Si les premiers châteaux en pierre avaient longtemps déjoué les moyens offensifs, leur invulnérabilité est remise en cause, à la fin du 12ème siècle, par la puissance des nouvelles machines de siège. Pour rétablir la supériorité de la défense, le premier tiers du 13ème siècle est marqué par une véritable révolution dans la conception du château fort. Initiée dans les châteaux royaux d’Ile-de-France, elle est appliquée dans les provinces conquises par Philippe Auguste, notamment à Mauzun.
Abandonnant le schéma traditionnel du donjon-résidence, refuge hautain et passif, trônant sur des annexes à l’abri d’une enceinte assez lâche, le château philippien inverse le procédé : l’habitation devient accessoire ; l’enceinte devient l’essentiel : simple, double ou triple, elle est renforcée et dotée de toute une panoplie d’organes de riposte. Dominant ses alentours à perte de vue, la forteresse de Mauzun est un système hiérarchisé de trois enceintes encerclant un dôme volcanique. Le rempart inférieur, de 900m de pourtour, forçait l’assaillant à se concentrer, à dresser des échelles et à se trouver à découvert sous le tir plongeant du rempart supérieur. Celui-ci présente la forme d’un cœur de 150m de large, jalonné de 16 tours régulièrement espacées, enfermant un terre-plein obtenu par arasement partiel de la colline. À la jonction des deux branches du cœur, culminant sur un socle de basalte retaillé à la verticale, se dresse la troisième enceinte – le château ou donjon – formidable carré de pierres noires emboîté dans ses quatre tours d’angle.

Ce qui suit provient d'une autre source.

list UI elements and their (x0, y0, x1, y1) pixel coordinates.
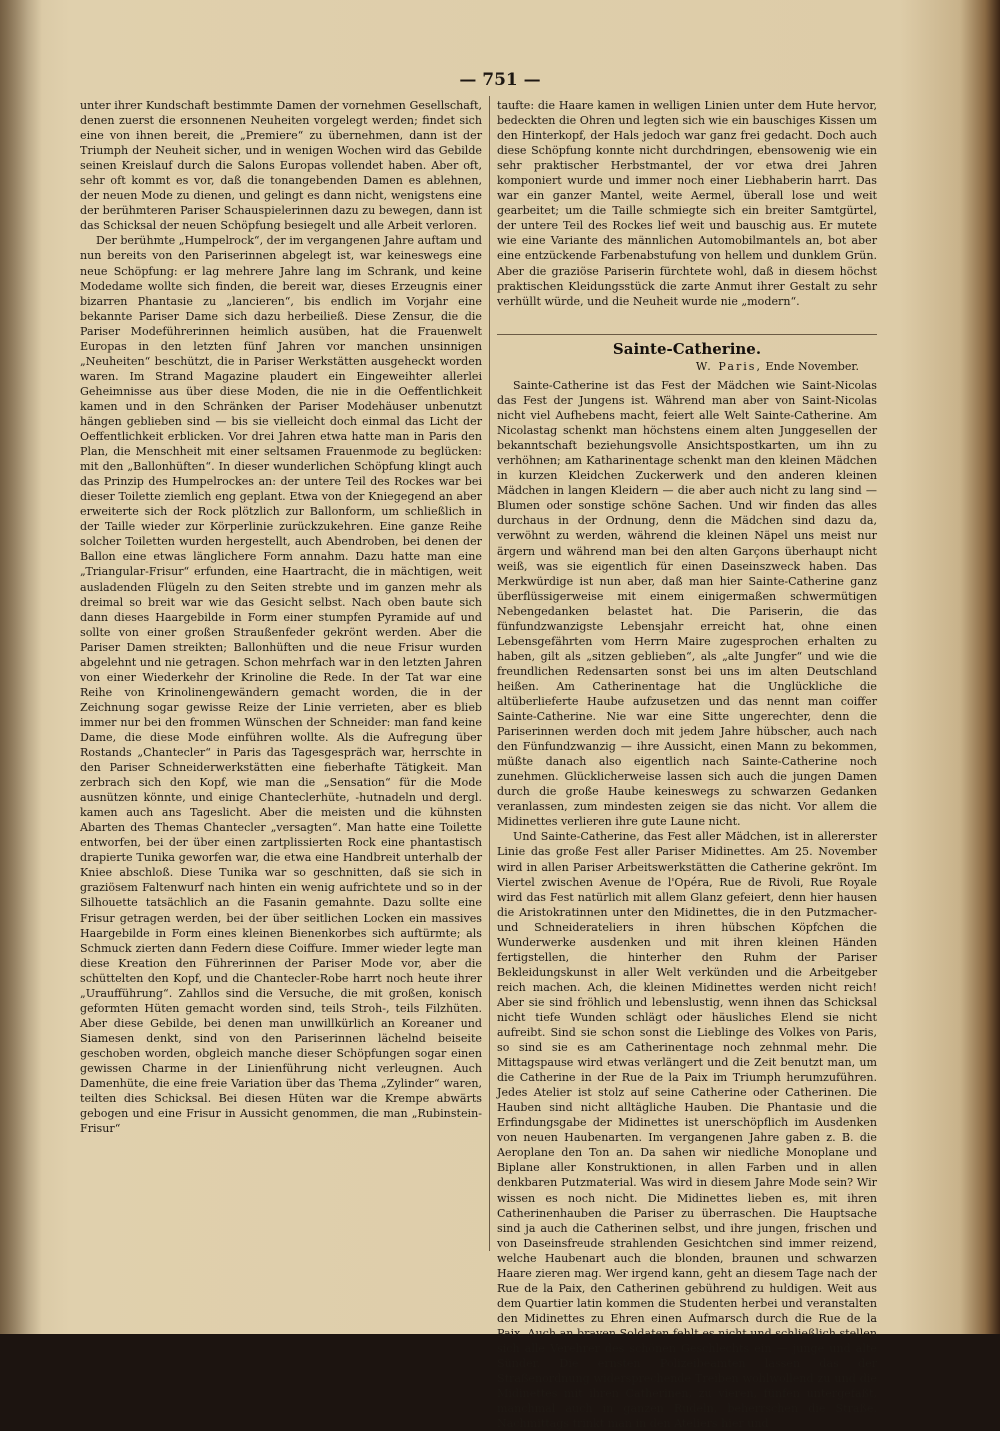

La défense active, auparavant inexistante, est généralisée, formant des lignes de tir continues qui ne laissent aucun espace hors d’atteinte d’une flèche ou d’un carreau d’arbalète. La deuxième enceinte de Mauzun est équipée d’une ligne basse comprenant 63 meurtrières (3 par tour, une par segment de courtine), et d’une ligne haute constituée par un chemin de ronde à parapet crénelé au sommet des murs et des tours. Même disposition dans le donjon où s’ajoute un niveau supplémentaire de meurtrières, en quinconce par rapport au premier, et où le crénelage est doublé par des hourds. Les trois lignes de tir étaient desservies par autant de galeries – sous terre, dans l’épaisseur des murs et à leur sommet – courant sur la totalité du pourtour. Cela donnait à la garnison une grande mobilité et permettait d’en réduire l’effectif : quelque dizaines d’hommes suffisaient pour faire marcher cette énorme machine.
Ce qui caractérise l’enceinte finale du château philippien, c’est d’avoir son propre système de défense, de pouvoir se passer du reste de la place et, au besoin, de le tenir en respect. A Mauzun, les deux premières enceintes sont d’une grande utilité car elles peuvent abriter une troupe nombreuse et protéger longtemps le donjon. Mais elles ne sont pas indispensables à ce dernier, qui a tous les moyens de se défendre seul. Son socle rocheux le met à l’abri des sapeurs et des taupins (mineurs) ; ses murs épais se jouent des catapultes ; ses trois lignes de tir font mouche en tout point de la deuxième enceinte; à l’opposé de sa porte puissamment fortifiée, une poterne ménage des possibilités de sortie pour prendre l’assaillant à revers ; enfin, excentré, il est préservé de l’encerclement en cas d’invasion de la basse-cour et dispose d’une issue directe sur l’extérieur, pour le ravitaillement et les secours.